New Zealand has the distinction of being the first country in the world to pass women’s suffrage into law with the Electoral Act in 1893. While there were some exceptions in this legislation, it notably extended not only to the European-born white women of New Zealand, but also the native Māori women, many of whom were landowners and therefore felt they had a right to political representation.

One Māori woman who notably advocated for women’s suffrage in New Zealand was Meri Te Tai Mangakāhia. Due to the country’s colonial government excluding native representation, many Māori tribes united to establish an autonomous Māori Parliament in 1892 – but the representatives were all men. As wife of the first Premier of the Maori Parliament, Meri Mangakāhia gave a formal address to the representatives asking them not only to grant women the vote, but allow them to become members of the Parliament itself.

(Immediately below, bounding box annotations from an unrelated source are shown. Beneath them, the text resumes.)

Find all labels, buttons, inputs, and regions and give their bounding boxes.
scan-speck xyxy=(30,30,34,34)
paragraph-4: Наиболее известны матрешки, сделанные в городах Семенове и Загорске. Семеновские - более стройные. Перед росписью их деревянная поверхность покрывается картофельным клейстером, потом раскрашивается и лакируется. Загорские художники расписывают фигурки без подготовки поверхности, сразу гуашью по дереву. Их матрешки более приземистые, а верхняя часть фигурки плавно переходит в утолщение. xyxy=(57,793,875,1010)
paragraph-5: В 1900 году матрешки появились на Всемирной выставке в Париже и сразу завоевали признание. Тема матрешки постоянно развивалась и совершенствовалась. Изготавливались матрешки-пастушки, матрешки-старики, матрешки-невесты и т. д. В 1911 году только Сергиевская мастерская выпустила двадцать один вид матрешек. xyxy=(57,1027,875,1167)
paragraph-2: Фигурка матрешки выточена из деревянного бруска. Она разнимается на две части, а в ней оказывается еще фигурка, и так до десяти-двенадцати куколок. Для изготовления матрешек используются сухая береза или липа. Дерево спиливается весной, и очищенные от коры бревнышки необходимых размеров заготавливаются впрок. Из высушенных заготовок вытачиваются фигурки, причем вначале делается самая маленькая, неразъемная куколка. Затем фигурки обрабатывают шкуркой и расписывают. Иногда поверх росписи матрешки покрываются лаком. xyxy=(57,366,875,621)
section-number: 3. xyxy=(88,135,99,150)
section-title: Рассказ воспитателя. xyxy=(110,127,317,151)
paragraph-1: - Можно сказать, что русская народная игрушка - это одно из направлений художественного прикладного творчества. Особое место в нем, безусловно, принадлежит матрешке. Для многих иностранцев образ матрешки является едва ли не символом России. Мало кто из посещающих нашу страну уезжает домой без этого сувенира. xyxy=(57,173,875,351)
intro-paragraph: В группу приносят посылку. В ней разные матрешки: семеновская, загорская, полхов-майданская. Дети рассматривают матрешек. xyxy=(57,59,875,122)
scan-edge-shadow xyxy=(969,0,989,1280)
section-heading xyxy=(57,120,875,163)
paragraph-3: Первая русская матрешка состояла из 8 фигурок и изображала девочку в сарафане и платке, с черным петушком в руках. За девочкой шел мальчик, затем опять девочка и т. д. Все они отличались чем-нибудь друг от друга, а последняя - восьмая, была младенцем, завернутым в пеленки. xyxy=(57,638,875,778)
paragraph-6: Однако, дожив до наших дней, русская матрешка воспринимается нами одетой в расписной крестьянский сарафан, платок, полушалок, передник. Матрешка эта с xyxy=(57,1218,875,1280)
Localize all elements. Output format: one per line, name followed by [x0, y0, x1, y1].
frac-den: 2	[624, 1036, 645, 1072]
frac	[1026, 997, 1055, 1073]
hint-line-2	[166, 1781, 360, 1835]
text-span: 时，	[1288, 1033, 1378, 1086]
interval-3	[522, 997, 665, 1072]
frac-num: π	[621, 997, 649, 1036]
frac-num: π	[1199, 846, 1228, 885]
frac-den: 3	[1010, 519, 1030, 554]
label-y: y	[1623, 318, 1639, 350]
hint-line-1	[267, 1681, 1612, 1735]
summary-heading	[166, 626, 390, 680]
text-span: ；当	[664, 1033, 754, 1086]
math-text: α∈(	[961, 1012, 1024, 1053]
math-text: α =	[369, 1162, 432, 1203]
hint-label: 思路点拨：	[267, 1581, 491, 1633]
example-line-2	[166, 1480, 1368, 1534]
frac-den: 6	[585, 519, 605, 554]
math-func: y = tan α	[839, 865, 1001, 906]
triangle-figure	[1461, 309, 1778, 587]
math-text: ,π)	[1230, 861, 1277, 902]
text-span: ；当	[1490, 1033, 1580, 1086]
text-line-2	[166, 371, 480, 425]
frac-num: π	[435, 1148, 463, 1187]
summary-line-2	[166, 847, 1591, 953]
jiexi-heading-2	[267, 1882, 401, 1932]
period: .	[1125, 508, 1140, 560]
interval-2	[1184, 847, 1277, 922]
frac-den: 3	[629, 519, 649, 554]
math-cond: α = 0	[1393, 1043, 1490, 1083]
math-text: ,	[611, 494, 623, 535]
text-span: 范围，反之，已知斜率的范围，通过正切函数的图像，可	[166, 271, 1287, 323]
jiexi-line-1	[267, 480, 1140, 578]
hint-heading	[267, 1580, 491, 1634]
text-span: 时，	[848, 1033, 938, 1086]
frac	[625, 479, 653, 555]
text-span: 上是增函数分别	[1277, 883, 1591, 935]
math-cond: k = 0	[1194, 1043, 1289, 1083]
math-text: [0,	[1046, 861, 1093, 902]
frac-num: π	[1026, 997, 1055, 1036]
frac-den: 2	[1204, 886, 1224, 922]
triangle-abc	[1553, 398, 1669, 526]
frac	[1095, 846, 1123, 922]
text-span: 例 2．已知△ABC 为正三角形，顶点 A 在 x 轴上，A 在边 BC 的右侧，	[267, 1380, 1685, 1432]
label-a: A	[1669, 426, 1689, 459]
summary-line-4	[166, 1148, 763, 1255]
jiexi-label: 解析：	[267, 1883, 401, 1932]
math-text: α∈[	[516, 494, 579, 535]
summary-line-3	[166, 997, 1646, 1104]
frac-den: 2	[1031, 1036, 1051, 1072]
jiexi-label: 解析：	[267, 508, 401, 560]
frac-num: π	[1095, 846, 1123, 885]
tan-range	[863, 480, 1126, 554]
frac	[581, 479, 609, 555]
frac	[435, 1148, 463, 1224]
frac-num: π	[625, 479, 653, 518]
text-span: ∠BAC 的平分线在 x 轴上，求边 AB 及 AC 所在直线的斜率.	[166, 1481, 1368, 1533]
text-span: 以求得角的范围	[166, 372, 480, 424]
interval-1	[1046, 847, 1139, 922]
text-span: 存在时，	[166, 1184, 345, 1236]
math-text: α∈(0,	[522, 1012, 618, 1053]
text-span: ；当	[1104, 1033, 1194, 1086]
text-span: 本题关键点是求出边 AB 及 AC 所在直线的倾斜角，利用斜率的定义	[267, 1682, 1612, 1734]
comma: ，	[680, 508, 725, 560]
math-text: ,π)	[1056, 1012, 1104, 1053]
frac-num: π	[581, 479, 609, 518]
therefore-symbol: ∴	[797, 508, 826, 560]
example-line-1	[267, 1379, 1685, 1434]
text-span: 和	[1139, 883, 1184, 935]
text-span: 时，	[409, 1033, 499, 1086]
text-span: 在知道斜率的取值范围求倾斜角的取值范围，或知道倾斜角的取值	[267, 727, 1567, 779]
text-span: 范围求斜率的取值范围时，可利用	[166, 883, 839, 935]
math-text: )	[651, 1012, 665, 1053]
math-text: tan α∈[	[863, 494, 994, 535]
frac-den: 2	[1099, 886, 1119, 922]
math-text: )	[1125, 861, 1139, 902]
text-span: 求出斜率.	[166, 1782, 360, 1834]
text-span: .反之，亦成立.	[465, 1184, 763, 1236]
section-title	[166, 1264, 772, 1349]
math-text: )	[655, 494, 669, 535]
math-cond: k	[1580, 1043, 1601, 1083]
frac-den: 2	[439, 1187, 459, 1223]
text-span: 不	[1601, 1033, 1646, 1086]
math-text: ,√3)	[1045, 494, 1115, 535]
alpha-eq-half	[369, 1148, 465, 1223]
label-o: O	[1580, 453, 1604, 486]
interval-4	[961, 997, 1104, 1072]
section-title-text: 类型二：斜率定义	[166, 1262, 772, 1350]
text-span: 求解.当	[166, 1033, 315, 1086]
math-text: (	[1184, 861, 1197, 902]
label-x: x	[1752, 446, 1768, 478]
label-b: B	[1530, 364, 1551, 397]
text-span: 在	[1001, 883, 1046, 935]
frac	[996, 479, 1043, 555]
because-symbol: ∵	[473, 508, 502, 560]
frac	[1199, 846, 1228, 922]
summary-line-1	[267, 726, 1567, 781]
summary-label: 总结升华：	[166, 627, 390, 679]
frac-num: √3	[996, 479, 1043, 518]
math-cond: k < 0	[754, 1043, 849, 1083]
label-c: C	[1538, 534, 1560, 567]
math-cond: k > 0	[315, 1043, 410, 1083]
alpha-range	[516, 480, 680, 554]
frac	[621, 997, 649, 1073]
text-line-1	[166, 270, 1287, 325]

The latter request was even more progressive than her European counterparts, but Mangakāhia suggested that perhaps Queen Victoria would be more receptive to issues of Māori rights were they communicated by fellow women representation.

Women were granted the right to vote in the Māori Parliament in 1897, and Meri Mangakāhia remained active in women’s issues and Māori issues for the rest of her life. You can read her groundbreaking address here.

Vigdís Finnbogadóttir

Iceland | women's rights and environmental issues

Today ranked first in the world on women’s rights issues, Iceland has a long tradition of advocating gender equality. Cultural examples of empowered women date all the way back to the Icelandic sagas, and the practical consequences of a traditional seafaring  male population saw Icelandic women assuming roles of leadership in their communities over time.

In the 20th century, Iceland took leaps forward with the passing of women’s suffrage in 1915, and a nationwide strike in 1975 that made headlines around the world. Protesting a stark wage disparity, approximately 25,000 women across Iceland “took the day off,” and demonstrated their vital role in society as the daily routines of the country ground to a halt without them.

In the wake of this monumental event, Iceland set up the Gender Equality Council, passed the Gender Equality Act, and elected the world’s first female president, Vigdís Finnbogadóttir, in 1980.  While the position of president is more of a ceremonial figurehead, Finnbogadóttir was an active environmentalist and advocate for girls’ education and the preservation of Icelandic culture. Re-elected three more times, she still has the distinction of being the longest-serving female head of state, at 16 years.

Rigoberta Menchú

Guatemala | women's rights and indigenous rights

The Civil War in Guatemala broke out in 1960 and marked the beginning of a 36-year violent struggle between a series of conservative and/or military dictatorships and rebel groups primarily composed of the country’s rural poor and indigenous populations. Prior to 1960, leadership in Guatemala vacillated between U.S.-backed military dictators, democratically-elected socialists, and leftist revolutionaries, which inflamed the stark divisions between Guatemala’s European-descended upper classes, middle class workers, and poor indigenous laborers.

Rigoberta Menchú, a K’iche’ Maya woman born in 1959 to a poor family in Laj Chimel, grew up and came of age in this context. As a teenager, she was involved with social reform activities through the Catholic Church, and at the age of 20 joined the Committee of the Peasant Union with her father. But between 1979 and 1984, her mother, father, and two brothers were all murdered by government forces, in a wave of state terror that affected both rebels and civilians. In 1980 alone, an estimated 5,000 Guatemalans were killed by their own government.

Increasingly active in organizing strikes and demonstrations for worker’s rights, Menchú joined a radical leftwing group to educate indigenous populations against military oppression. In 1981, she was forced to flee to Mexico, where she continued to organize resistance activities and fight for the rights of indigenous peoples. She won the Nobel Peace Prize in 1992, and after the Civil War’s end in 1996 campaigned for legal prosecution of Guatemala’s government leaders for the extensive human rights abuses the state committed. In 2007, she formed an indigenous political party and ran for president of Guatemala.